Entre douze et seize ans, il est préparé par le professeur Nikolaï Zverev (1832-1893), ami d'Anton Rubinstein et de Tchaïkovski. Zverev est un pédagogue renommé, respecté, rigoureux et sévère. Il prend chez lui quelques élèves doués de sa classe de conservatoire. Logés et nourris, ses pensionnaires doivent se soumettre à une discipline de travail draconienne et être dès six heures du matin devant le piano. Ce professeur exigeant tient à donner à ses élèves une grande ouverture culturelle par sa bibliothèque et en les faisant assister à des représentations théâtrales, à des concerts et à des opéras. Il invite les grands musiciens de passage à Moscou à venir écouter ses protégés. Le jeune Sergueï y rencontre notamment Tchaïkovski, qui apprécie déjà ses dons de jeune pianiste.

Au cours de ces quatre ans, Rachmaninov côtoie au conservatoire ses pairs Josef LhévinneAlexandre Goldenweiser et Alexandre Scriabine, avec qui il se lie d'amitié. Après deux ans de cours, le jeune Rachmaninov, âgé de quinze ans, obtient une bourse Rubinstein et devient l'élève de Siloti en piano avancé. Il étudie l'harmonie, la théorie musicale, puis la fugue et la composition libre avec le jeune Anton Arenski, et le contrepoint avec Sergueï Taneïev. À l'image de son maître Zverev, Sergueï « restera sa vie durant un homme organisé, fidèle à ses habitudes, soucieux d'ordre et de ponctualité ».

En 1889, Rachmaninov rentre en conflit avec son maître, qui juge le piano incompatible avec la composition. Zverev, qui pensait que la composition était du gaspillage pour les pianistes talentueux, refuse de parler à Rachmaninov pendant un certain temps et s'organise pour quitter son domicile. Il s'installe chez ses cousins Satine à Ivanovka, où il trouvera un vrai refuge.

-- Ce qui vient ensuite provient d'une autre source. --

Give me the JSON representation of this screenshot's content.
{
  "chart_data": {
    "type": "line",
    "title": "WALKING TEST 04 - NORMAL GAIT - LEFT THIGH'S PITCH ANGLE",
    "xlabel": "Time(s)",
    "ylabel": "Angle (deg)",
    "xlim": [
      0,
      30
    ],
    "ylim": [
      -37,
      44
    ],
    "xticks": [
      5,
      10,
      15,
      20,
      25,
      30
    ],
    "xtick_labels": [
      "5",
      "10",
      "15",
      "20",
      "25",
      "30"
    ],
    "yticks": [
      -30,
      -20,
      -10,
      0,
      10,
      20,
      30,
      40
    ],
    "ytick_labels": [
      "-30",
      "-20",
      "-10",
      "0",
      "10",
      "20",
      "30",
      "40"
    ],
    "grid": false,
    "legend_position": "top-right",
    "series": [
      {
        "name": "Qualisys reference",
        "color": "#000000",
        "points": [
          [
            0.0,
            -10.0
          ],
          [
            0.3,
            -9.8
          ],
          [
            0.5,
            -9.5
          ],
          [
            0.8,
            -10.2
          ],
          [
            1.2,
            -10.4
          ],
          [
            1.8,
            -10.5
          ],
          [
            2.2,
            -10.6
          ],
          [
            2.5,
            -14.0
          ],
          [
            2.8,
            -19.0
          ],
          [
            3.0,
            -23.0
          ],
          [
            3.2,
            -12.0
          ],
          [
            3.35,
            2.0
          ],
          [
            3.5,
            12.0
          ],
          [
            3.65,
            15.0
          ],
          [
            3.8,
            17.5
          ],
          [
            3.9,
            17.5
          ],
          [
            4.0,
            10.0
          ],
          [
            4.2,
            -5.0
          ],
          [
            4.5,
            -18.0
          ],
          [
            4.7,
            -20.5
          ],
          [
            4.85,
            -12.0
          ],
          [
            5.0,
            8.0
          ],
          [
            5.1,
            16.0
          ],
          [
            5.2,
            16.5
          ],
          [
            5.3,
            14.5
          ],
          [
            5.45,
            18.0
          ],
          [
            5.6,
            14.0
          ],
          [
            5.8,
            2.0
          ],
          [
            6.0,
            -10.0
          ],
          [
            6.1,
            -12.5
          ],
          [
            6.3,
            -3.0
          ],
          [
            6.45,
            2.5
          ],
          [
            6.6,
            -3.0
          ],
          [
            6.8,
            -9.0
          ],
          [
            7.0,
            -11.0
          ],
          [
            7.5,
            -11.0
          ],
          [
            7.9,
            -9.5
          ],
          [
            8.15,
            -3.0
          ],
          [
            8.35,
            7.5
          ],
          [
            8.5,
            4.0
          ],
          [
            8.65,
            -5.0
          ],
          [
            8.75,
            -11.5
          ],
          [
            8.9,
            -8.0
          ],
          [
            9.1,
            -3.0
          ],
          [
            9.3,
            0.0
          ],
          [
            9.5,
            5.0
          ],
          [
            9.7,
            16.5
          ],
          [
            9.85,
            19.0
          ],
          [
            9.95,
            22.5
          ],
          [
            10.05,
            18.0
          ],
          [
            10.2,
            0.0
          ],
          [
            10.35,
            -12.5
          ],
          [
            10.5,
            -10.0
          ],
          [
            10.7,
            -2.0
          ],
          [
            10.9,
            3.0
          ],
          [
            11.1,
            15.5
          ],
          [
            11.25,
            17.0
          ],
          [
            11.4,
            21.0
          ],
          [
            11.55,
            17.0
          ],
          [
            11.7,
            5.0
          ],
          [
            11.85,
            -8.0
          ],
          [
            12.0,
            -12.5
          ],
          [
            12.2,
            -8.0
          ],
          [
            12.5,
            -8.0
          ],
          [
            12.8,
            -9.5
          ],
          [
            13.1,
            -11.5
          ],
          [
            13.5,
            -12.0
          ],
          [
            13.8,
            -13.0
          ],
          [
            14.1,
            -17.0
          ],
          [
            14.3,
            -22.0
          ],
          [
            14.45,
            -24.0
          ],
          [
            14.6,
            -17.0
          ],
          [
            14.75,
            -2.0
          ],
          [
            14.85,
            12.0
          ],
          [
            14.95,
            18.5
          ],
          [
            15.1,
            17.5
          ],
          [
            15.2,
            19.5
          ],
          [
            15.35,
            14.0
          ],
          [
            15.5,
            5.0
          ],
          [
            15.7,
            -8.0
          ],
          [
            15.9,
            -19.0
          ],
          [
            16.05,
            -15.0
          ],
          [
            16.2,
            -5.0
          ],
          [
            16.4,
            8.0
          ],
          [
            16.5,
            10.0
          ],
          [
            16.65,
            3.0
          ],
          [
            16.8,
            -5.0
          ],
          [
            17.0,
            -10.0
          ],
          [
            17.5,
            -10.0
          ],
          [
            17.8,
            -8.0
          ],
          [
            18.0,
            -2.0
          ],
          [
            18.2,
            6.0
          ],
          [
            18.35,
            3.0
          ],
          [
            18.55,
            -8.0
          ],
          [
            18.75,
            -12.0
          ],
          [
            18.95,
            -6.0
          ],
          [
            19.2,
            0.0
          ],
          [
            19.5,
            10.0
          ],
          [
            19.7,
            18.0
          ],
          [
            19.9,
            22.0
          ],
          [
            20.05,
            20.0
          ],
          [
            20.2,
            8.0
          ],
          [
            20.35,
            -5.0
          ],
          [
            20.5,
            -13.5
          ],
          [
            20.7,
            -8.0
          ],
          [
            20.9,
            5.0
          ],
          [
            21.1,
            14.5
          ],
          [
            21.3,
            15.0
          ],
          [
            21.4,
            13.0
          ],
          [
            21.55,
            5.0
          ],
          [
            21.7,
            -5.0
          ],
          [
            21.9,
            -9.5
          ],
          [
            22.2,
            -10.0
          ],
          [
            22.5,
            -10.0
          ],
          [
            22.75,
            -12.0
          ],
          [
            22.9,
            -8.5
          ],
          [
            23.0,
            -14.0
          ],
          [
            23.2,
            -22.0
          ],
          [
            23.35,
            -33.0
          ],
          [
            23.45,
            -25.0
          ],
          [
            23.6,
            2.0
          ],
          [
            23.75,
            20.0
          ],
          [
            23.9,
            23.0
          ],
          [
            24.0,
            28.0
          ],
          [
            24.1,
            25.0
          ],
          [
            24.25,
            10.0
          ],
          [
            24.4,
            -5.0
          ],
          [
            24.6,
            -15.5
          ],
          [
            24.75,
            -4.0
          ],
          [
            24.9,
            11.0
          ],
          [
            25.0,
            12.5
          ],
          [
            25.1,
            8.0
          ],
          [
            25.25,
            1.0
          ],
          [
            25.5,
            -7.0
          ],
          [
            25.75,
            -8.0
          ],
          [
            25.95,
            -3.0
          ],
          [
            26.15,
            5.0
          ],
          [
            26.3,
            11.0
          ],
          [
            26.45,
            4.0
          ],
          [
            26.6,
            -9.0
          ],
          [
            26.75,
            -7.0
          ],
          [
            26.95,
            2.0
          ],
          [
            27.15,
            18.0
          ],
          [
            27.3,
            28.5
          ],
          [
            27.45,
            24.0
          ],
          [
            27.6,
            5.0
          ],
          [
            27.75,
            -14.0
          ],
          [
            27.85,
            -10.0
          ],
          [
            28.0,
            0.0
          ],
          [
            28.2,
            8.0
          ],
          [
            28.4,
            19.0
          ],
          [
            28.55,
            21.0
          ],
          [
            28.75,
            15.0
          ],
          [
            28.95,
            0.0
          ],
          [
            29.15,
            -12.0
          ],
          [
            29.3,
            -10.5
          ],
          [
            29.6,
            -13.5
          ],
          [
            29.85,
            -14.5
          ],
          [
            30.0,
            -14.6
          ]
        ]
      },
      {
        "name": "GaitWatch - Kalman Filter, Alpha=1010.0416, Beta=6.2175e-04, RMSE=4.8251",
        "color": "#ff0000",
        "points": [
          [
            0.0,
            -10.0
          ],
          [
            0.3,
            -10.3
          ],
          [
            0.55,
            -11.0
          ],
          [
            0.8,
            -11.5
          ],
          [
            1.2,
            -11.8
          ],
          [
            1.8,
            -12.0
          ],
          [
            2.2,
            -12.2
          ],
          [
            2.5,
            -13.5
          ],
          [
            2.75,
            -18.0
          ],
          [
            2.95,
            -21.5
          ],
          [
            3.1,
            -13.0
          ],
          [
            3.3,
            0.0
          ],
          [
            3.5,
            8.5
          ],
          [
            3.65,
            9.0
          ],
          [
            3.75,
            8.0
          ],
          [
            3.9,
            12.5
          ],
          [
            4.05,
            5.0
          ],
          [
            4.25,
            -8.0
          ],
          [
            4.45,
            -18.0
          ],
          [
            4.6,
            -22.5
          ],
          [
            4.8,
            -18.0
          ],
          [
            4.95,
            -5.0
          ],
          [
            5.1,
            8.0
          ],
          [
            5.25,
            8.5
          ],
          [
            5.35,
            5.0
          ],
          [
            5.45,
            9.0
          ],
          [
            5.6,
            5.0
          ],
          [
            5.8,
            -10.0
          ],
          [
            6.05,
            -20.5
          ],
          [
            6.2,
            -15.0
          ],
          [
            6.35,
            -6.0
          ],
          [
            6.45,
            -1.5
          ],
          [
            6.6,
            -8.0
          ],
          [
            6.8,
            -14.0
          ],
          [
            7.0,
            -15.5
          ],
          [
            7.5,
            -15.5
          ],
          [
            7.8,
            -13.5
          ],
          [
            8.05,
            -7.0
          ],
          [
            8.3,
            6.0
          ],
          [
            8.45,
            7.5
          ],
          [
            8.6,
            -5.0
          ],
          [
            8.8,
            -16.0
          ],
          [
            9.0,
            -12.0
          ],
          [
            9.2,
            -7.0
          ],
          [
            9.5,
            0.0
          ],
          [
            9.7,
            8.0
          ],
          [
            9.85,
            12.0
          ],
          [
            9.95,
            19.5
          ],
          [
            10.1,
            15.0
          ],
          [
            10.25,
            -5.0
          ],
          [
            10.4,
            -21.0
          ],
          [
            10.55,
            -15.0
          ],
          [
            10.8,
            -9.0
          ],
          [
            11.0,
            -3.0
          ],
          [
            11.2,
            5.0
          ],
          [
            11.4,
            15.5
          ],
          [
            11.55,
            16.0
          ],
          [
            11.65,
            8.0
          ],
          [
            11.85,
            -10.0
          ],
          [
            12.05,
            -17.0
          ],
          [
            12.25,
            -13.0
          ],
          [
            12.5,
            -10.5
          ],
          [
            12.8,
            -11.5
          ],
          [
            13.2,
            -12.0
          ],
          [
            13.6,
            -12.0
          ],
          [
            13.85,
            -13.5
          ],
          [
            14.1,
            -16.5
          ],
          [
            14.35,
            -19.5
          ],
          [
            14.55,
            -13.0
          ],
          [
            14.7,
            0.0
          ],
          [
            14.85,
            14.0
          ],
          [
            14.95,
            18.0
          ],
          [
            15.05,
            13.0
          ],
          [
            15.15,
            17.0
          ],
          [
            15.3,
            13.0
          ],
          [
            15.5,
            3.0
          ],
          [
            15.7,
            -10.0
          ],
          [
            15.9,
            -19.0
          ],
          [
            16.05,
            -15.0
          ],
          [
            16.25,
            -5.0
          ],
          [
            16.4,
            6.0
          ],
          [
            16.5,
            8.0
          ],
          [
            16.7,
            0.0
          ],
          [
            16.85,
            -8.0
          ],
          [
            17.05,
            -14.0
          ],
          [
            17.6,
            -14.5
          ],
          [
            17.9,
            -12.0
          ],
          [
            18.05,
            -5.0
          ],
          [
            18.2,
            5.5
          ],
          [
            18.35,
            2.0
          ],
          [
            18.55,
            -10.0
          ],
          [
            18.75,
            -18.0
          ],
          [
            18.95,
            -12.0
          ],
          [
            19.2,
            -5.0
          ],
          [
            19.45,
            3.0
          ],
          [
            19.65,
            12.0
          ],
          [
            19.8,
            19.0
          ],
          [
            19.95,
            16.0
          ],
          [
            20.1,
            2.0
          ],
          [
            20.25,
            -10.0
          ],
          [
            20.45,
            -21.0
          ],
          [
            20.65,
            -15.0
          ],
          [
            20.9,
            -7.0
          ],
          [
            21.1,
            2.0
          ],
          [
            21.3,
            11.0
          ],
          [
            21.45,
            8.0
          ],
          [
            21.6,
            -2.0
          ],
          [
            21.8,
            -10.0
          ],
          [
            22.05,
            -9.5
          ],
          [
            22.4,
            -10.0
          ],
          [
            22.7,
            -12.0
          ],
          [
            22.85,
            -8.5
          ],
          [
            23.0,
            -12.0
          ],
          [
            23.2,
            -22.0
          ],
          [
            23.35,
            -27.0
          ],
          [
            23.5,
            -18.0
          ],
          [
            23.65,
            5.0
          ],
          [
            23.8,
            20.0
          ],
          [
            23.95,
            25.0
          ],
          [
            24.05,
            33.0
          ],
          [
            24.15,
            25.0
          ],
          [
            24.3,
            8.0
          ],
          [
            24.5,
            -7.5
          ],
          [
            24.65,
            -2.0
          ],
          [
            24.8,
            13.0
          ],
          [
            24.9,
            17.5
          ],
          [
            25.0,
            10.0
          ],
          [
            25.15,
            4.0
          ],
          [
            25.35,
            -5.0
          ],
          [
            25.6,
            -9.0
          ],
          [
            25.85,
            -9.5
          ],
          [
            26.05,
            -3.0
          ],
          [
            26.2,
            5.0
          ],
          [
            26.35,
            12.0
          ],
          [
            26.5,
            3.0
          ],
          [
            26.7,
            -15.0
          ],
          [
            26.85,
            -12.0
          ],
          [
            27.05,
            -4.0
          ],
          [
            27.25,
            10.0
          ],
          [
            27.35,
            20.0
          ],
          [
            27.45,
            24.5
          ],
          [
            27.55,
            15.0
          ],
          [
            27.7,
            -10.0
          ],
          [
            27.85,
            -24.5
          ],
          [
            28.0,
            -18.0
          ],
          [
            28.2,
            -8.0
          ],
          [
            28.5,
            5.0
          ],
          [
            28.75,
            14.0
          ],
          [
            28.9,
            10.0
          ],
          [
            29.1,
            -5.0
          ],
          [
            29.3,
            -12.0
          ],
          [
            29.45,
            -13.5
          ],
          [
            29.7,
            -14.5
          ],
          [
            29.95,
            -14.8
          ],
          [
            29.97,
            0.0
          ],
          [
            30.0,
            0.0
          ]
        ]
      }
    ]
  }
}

Rachmaninov connaît sa première idylle en la personne de Vera, la plus jeune fille de la famille Skalon voisine, mais sa mère s'y oppose et interdit à Rachmaninov de lui écrire, le laissant correspondre avec sa sœur aînée Natalia, qui deviendra son épouse. On retrouve dans ces lettres certaines des premières compositions de Rachmaninov.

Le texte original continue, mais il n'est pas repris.